While Publicis Media's Steve King dismisses the reference that the Groupe's much-hyped intelligence platform Marcel is simply "Alexa for business," he says the project's origination came from a survey that identifies email as a key frustration point for the Groupe's 800,000 employees.
King’s comments were delivered during AdExchanger's Industry Preview on January 18. During a discussion with Pivotal Research Group's Brian Weiser, King said that employee churn -- specifically Millennial talent -- is a "huge issue" for the Groupe. Millennials spend their time using many different platforms to order food, book vacations, and to generally make their day-to-day lives more efficient, yet the holding company’s own internal communications are rooted in the dark ages relatively speaking.
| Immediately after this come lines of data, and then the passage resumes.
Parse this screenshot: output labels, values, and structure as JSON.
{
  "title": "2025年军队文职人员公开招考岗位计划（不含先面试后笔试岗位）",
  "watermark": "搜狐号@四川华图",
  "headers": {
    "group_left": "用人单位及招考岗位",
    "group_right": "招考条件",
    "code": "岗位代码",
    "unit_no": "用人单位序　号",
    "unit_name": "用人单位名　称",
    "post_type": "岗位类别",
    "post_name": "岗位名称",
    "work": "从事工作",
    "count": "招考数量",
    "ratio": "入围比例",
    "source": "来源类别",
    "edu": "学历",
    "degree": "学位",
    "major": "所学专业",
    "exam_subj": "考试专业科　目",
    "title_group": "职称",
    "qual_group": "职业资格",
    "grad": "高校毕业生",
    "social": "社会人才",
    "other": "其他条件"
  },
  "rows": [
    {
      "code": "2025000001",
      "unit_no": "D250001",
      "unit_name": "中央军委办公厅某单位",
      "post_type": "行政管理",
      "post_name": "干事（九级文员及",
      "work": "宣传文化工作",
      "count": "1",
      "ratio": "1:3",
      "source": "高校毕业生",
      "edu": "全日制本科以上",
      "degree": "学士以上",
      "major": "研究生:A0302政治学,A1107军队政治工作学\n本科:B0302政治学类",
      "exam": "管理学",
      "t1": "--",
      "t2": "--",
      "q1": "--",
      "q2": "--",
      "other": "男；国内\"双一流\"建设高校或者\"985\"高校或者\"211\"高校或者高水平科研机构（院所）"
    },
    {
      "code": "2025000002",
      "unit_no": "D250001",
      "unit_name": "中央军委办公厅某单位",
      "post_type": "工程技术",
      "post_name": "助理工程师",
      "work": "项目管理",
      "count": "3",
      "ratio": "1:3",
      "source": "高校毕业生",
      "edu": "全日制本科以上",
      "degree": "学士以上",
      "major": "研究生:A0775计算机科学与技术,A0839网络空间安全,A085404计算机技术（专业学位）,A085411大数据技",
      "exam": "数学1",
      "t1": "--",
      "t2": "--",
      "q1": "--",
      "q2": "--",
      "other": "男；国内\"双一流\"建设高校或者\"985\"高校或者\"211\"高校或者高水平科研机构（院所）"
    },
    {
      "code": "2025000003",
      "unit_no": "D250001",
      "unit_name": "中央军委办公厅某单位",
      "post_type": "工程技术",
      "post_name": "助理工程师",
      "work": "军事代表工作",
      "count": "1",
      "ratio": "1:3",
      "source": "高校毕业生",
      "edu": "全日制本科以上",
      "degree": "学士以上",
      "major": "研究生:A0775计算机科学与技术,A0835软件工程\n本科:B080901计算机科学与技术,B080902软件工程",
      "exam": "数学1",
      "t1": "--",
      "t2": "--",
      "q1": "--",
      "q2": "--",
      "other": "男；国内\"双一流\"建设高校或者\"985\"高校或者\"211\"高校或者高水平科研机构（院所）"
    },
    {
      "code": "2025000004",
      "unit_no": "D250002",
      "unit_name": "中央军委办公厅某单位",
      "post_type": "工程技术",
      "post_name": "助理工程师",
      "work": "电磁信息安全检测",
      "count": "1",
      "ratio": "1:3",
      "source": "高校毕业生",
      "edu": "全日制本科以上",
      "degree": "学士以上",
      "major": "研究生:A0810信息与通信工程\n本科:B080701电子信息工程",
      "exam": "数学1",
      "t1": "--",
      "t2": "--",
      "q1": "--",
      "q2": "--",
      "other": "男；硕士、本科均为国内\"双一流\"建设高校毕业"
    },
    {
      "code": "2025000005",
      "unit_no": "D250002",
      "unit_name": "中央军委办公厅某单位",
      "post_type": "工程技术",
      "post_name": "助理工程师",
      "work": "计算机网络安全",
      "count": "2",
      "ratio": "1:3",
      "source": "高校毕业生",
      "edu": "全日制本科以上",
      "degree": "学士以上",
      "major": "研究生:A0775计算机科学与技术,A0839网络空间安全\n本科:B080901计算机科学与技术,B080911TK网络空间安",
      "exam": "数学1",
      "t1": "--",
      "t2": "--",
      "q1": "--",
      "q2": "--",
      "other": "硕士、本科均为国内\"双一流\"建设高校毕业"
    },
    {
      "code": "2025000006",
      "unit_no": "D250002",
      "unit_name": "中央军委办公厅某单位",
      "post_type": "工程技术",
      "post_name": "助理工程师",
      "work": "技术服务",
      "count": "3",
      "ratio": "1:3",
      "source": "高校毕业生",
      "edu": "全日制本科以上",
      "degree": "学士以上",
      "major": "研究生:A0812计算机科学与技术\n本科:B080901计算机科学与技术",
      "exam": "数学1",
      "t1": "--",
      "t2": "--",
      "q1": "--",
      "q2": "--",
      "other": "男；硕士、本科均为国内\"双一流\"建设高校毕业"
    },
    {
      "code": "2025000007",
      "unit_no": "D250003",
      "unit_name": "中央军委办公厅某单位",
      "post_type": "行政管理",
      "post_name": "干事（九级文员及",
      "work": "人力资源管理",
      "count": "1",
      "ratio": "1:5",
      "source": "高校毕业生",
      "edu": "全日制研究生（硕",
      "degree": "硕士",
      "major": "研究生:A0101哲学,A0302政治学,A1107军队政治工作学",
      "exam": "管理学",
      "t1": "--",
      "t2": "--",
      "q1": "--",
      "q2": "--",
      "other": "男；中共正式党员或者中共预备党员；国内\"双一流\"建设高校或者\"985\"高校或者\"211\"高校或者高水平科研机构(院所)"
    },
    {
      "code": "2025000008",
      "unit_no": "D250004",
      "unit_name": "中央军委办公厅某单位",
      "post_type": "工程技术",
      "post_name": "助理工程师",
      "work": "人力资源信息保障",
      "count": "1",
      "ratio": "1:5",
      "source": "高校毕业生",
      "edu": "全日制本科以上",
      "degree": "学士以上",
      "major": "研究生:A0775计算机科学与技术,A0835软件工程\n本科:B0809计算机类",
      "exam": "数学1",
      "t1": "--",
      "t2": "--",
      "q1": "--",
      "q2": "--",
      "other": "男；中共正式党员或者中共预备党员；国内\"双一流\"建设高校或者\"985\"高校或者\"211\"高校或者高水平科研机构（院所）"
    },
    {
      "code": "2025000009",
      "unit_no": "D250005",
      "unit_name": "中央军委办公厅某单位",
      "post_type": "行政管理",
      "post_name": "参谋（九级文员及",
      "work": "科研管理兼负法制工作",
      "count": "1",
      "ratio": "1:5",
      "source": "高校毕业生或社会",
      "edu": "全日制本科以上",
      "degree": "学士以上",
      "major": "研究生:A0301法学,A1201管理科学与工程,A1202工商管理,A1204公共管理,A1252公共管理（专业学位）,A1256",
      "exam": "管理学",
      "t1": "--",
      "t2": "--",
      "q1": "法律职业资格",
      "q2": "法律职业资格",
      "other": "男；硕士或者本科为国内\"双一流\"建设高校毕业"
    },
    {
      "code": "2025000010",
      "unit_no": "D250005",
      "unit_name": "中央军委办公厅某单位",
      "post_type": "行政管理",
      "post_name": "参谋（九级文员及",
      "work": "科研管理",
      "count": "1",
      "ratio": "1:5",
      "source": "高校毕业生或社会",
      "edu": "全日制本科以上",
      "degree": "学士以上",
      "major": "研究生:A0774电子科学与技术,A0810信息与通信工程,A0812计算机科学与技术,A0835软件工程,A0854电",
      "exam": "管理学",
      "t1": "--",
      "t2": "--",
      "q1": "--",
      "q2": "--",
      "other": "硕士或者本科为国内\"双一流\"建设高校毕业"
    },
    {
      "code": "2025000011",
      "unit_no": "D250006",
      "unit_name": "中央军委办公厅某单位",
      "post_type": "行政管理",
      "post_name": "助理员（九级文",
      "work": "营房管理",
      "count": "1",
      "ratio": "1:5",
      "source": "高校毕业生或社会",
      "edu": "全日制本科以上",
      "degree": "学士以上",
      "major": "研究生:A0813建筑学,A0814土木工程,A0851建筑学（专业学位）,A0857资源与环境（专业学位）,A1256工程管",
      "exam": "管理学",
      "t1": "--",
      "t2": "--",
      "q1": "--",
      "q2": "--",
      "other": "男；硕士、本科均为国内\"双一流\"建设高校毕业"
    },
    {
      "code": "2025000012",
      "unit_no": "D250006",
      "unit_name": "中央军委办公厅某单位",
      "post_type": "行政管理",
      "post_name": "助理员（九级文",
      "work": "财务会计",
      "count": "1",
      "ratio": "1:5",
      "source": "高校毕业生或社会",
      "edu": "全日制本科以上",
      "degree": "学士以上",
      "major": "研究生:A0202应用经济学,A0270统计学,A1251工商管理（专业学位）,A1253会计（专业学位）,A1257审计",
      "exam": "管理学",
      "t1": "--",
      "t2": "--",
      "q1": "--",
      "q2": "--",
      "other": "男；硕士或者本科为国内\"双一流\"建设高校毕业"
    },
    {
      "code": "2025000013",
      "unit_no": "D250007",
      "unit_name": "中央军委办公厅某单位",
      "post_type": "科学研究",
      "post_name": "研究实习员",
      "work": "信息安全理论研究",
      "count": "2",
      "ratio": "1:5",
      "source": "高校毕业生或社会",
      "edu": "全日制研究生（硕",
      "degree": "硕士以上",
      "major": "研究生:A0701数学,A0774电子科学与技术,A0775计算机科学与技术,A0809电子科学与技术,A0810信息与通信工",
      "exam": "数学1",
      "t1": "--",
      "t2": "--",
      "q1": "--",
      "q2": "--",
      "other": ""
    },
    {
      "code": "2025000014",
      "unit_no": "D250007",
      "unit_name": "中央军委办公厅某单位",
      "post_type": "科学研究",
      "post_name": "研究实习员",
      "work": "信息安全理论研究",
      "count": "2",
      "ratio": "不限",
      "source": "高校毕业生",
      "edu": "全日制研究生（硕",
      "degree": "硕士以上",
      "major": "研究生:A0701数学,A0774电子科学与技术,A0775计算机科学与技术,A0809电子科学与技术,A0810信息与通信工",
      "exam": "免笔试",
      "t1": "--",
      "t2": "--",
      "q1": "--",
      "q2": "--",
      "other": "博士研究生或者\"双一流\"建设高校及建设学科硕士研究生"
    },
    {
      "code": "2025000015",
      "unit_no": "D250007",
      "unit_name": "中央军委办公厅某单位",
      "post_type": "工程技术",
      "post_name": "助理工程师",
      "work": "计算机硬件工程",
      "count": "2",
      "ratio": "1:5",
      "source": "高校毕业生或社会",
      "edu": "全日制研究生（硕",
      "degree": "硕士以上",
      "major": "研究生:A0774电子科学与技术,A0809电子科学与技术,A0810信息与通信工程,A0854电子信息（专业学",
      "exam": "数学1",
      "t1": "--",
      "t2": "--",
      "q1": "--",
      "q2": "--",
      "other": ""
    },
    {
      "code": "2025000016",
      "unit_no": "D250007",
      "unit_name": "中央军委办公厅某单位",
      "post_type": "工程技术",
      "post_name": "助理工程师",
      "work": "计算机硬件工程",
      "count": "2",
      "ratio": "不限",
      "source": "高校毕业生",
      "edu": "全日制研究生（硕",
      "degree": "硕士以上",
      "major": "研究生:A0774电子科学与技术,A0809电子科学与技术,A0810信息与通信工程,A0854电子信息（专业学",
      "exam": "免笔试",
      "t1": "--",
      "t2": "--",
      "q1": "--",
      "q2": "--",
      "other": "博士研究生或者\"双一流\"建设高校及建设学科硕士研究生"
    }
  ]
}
"What was the thing we could most give back to employees?" King said. The answer Publicis came up with was Marcel, King noted, adding that the Groupe needed to prioritize this investment by hitting "pause" on many marketing activities this year, such as the Cannes Festival Of Creativity.
While it remains to be seen whether Marcel will prevail as a HR game-changer, King says the platform is now helping the Groupe win new clients as a key differentiator to its holding company rivals.
In addition, diversity remains a "real business issue," says King. While Publicis develops programs internally, clients are also becoming proscriptive. Diversity was a key criteria that helped the Groupe win the USAA account with the client’s insistence that the account team be comprised of at least 30% female and multicultural members. This mandate followed the controversial chapter in USAA’s relationship with its previous agency Campbell Ewald when a racist email was circulated by one of the shop’s employees.
Meanwhile, the ANA investigation into transparency concerns that resulted in a dramatic upturn in the number of media audits in the U.S. didn't impact revenue growth and result in any client loss, King says. "Trust had been fortified and allowed us to have a stronger position."
One change stemming from the transparency debate, King said, is that clients are now preemptively issuing RFPs with clearer language spelling out expectations, goals, and even fees. "We welcomed this shift,” he says.
King also defended the $3.7 billion acquisition of Sapient in 2015, although he admitted it was a "very lumpy acquisition." Sapient, he says, was one of those mega deals that provided a "step change" for the network and his portfolio, in particular. He said that Marcel would not have been developed without the Sapient platform. In addition, both "horizontal growth" and "several business wins" would not be happening without Sapient technologies. "Could we be building [and growing] without Sapient? Absolutely not," he said.